I was listening to an interview recently with Michael Phelps - one of the greatest swimmers in human history. He shared something that stuck with me. When you need to perform at such a high level - among the best of the best, you can’t let a single rep go to waste. That doesn’t mean every day will be a good day. Far from it. Michael talks openly about his personal battles with depression. But what it does mean, is not throwing your hands up when you’re having a bad training day, packing it in and coming back tomorrow.
Everyone - even the most elite performers - has bad days, bad weeks, and bad years. No matter how ready you feel when you first turn up, sometimes you get in the pool and just can’t find your rhythm. The difference-maker is that even on their worst-performing day they will push themselves to get another 30-50% out of their body. It still won’t have been 100%, but 60% is better than nothing.
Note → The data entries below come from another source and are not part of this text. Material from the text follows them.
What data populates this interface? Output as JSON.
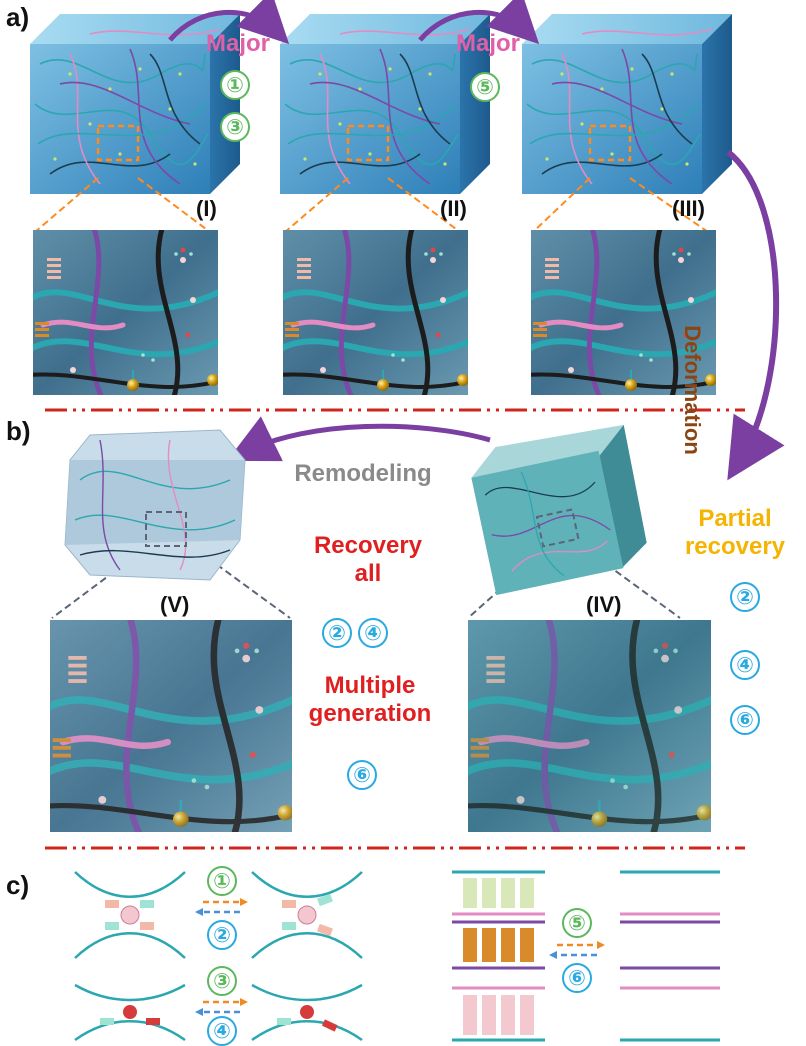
{
  "panels": {
    "a": "a)",
    "b": "b)",
    "c": "c)"
  },
  "states": {
    "I": "(I)",
    "II": "(II)",
    "III": "(III)",
    "IV": "(IV)",
    "V": "(V)"
  },
  "labels": {
    "major_1": "Major",
    "major_2": "Major",
    "deformation": "Deformation",
    "remodeling": "Remodeling",
    "partial_recovery": "Partial recovery",
    "recovery_all": "Recovery all",
    "multiple_generation": "Multiple generation"
  },
  "steps": {
    "s1": "①",
    "s2": "②",
    "s3": "③",
    "s4": "④",
    "s5": "⑤",
    "s6": "⑥"
  },
  "colors": {
    "major": "#e05fa8",
    "green_step": "#5cb85c",
    "blue_step": "#29a9e1",
    "arrow_purple": "#7a3fa0",
    "deformation": "#8b4513",
    "partial": "#f4b400",
    "recovery": "#e02020",
    "remodeling": "#8a8a8a",
    "divider": "#d0251c",
    "teal": "#2aa7b0",
    "pink": "#e38bc3",
    "violet": "#7a4aa6"
  },
  "icons": [
    "chain-network-icon",
    "hydrogel-cube-icon",
    "crosslink-icon",
    "ion-sphere-icon"
  ]
}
I know that finding an extra 30% may already sound strenuous but it was a comforting reminder that we’re all human and that world-beating Olympians are not robots. What often characterizes them is the time they take getting to know and intimately understand their bodies. Performance athletes understand the importance of sleep and rest. They know how crucial it is to have low-load days, and of stretching before exertion. They journal regularly, regulate their internal voice and moderate their psyche to push themselves beyond what they might otherwise have expected.
So we’re near the end of January, and you might not be exactly where you want to be. But it’s never too late to take a positive step towards being the person you want to become.